Dogecoin drops 9% alongside Bitcoin: Is a major crash looming?
The leading memecoin in the crypto market sees a 9% correction in a few days, influenced by Bitcoin's overall weakness. The failed launch of DOGE ETFs raises doubts about institutional interest in this asset. With disappointing inflows and a persistent correlation with BTC, signals point to forecasting the next market moves.
The launch of Dogecoin ETFs was supposed to mark a symbolic milestone in legitimizing the memecoin among traditional finance players. However, the reception has been decidedly lukewarm. With barely $2.16 million raised between Grayscale and Bitwise, these flows represent a tiny fraction of what Bitcoin or even Ethereum ETFs generated during their debuts.
This weakness in inflows reflects several market realities. First, institutions remain extremely selective in their crypto allocation and prioritize assets perceived as fundamentally stronger. Second, DOGE‘s marketing positioning as a memecoin, despite benefiting from Elon Musk’s media support, isn’t enough to reassure fund managers bound by strict risk constraints.

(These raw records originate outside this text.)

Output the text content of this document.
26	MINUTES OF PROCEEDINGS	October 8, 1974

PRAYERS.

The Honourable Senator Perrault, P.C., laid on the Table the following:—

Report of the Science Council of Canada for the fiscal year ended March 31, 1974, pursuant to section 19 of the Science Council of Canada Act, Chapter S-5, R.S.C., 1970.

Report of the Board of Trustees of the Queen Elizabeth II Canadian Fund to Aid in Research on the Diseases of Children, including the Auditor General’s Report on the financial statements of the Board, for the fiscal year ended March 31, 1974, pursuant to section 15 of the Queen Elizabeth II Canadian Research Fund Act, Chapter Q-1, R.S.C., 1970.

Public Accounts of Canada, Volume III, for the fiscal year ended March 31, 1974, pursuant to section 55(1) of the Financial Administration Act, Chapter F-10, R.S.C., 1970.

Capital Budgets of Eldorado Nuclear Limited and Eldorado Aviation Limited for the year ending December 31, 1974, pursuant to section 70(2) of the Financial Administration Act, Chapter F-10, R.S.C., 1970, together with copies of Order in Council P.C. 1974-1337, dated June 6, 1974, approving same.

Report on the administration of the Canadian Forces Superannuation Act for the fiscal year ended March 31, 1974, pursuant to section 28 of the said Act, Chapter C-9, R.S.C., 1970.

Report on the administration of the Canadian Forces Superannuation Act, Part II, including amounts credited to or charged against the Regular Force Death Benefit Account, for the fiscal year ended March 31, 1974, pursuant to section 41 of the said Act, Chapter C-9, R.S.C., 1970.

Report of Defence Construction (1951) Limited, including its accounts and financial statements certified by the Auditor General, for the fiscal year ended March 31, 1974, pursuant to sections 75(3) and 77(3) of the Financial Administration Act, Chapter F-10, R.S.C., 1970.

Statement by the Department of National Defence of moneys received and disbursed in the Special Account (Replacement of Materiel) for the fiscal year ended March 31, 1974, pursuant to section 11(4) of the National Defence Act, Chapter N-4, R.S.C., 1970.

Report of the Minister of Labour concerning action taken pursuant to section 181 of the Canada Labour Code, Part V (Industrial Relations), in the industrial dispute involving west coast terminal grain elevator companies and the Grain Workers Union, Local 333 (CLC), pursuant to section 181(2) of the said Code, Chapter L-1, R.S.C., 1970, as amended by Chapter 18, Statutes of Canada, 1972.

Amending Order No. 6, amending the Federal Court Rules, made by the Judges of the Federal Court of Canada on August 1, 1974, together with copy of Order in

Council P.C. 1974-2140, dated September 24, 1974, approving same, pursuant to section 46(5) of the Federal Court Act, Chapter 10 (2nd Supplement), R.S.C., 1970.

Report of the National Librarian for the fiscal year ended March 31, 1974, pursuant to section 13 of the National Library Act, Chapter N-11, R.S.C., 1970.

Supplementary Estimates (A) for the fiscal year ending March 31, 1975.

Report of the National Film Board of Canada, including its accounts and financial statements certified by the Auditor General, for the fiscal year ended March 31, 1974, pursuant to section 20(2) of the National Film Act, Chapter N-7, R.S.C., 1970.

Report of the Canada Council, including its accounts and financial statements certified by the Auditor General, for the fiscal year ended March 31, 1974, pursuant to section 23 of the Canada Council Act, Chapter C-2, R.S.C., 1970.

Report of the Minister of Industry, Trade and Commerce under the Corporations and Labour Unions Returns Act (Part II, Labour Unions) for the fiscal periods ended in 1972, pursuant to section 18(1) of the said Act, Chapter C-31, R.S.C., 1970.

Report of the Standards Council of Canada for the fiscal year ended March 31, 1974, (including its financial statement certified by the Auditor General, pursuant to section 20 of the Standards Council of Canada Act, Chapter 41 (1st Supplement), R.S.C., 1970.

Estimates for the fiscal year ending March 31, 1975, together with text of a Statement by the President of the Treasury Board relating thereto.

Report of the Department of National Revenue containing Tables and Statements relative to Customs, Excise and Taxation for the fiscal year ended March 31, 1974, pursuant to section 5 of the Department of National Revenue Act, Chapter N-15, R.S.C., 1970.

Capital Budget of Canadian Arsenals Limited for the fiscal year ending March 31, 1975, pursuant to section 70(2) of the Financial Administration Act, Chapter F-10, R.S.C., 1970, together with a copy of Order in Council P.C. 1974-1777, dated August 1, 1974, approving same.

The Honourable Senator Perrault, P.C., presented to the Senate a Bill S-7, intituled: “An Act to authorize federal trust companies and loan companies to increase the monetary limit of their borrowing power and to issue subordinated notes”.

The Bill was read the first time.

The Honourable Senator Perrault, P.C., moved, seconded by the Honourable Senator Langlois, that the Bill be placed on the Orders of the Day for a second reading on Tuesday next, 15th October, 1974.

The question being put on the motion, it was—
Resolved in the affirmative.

Total Net Assets for $DOGE ETFs are now at $6.48M.
Traders are now closely monitoring flow behavior in the coming days. If DOGE ETFs fail to attract more institutional capital, the risk of increased selling pressure on the spot market becomes real. Arbitrageurs could exploit this imbalance between ETF supply and actual demand, amplifying short-term volatility.
DOGE/BTC Correlation: A Risk of More Pronounced Collapse?
Dogecoin’s performance remains closely tied to Bitcoin’s, with correlation generally oscillating between 0.7 and 0.85 depending on market phases. This systemic dependency exposes DOGE to amplified corrections when BTC breaks key support levels. Currently, Bitcoin is showing signs of technical weakness with hesitant price action around major resistance zones.
If BTC were to lose an important psychological support level, Dogecoin could experience disproportionate selling pressure. Memecoins, being more speculative by nature, often see their volatility explode during bearish phases. Retail stop-losses trigger in cascades, and the absence of institutional support, confirmed by the relative failure of the ETFs, amplifies the risk of structural imbalance between buyers and sellers.
Technical analysts are particularly monitoring Fibonacci levels and key moving averages on DOGE. A break below certain technical thresholds could trigger a more pronounced capitulation movement. In this context, caution remains advisable for long position holders, and risk management strategies including tight stop-losses and diversification are essential to navigate this period of heightened uncertainty.